Irish Homes, by Martin Doyle (William Hickey)

(Extract from "The Agricultural Labourer Viewed.")

From The Cabinet of Irish Literature, Volume 2, edited by Charles A. Read

Mr. Kohl, an acute observer and graphic painter of what he has seen, and apparently familiar with every country in Europe, and often far beyond its limits, has described what he sarcastically calls "the natural process of house building." "A house had fallen in by the effects of its own weight, and the proprietor was repairing the injury sustained by his mansion, but being either too poor, or too indolent, to re-establish the tenement to its former extent, he had contented himself with cutting away as much of the broken work as was necessary to make it smooth, and was running up a new wall at the place where the old remained. In this way he was abandoning one-half his house, and was about to reduce his family, his pigs, and his poultry, to one-half their previous accommodation. The manner of building the work, too, was characteristic. The father brought the mould to the spot on a wheel-barrow; the eldest son, with a shovel, fashioned the material into shape of a wall; and a younger boy stood upon the work to stamp it into something like consistency. A pair of swallows would have expended more care and skill upon the construction of their nest."

Mr. Kohl asserts that the Irish landlords are worse than the Polish or Russian proprietors, who at least build houses for their peasants: and he, with one exception, represents the labourers' huts (and even the habitations of many farmers) as no better than those in Spencer's day, human dwelling-houses being but ruinous huts, hardly fit for pig-styes. The recent report of the commissioners for the relief of the poor to the Lord-lieutenant of Ireland do not say more in favour of the habitations than that they have but slightly improved, not sufficiently to warrant a conclusion that "the social revolution" has progressed much in this respect. Kohl makes, indeed, one exception to this almost general condemnation of the habitations of the agricultural poor, in the west and south of Ireland, and even in some of the richest and most prosperous parts of Leinster; he relieves these sketches of Irish cabins, without what could be fairly called hedges or real fences around them, and totally unembellished, without anything approaching to the garden character—with one very pleasing representation. He has certainly done full justice to the Barony of Forth, a remarkable district in the county of Wexford, on the south-eastern peninsula. "It was originally a Welsh colony, planted by Strongbow; and during seven centuries these colonies have kept themselves apart from the rest of the population. They marry only among themselves, and in the last century they still understood Welsh; in short, the Barony of Forth (Mr. Kohl might in many respects have associated the adjacent Barony of Bergy with it) is to the county Wexford what the latter is to Ireland. In this barony the peasants are generally the owners of the soil they till, dwell in clean and orderly houses, and seem to feel that rags are at all events a deformity. Their cottages are surrounded by flower-gardens, they mingle not in political squabbles, by which the rest of Ireland is kept in hot water, and Protestants and Catholics dwell among them in peace and good-will. In a word, the Barony of Forth presents a moral picture that naturally awakens inquiry. And why is it not so in the rest of Ireland?"

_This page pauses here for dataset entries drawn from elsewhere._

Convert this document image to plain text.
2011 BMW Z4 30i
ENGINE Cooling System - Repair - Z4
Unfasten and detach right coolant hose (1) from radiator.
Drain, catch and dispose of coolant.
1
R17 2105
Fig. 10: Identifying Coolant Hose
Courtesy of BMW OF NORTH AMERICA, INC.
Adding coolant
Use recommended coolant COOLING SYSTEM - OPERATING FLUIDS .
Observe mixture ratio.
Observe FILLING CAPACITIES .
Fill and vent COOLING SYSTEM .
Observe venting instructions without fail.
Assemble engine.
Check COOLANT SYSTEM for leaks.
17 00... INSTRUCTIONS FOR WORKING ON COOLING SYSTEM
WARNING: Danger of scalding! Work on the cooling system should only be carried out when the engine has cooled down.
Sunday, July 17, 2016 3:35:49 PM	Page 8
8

I can bear testimony to the fidelity of this portraiture, and I can add my belief that in no part of the United Kingdom is there more scrupulous honesty than among these peasant-farmers, cultivators of their own little fields in numerous instances, Belgians in their rural economy approximately, and in their white-washed cottages, gardens, and tiny offices for cows and swine, as in thrifty management and high morality and social order, presenting a very striking resemblance to the people of the Netherlands.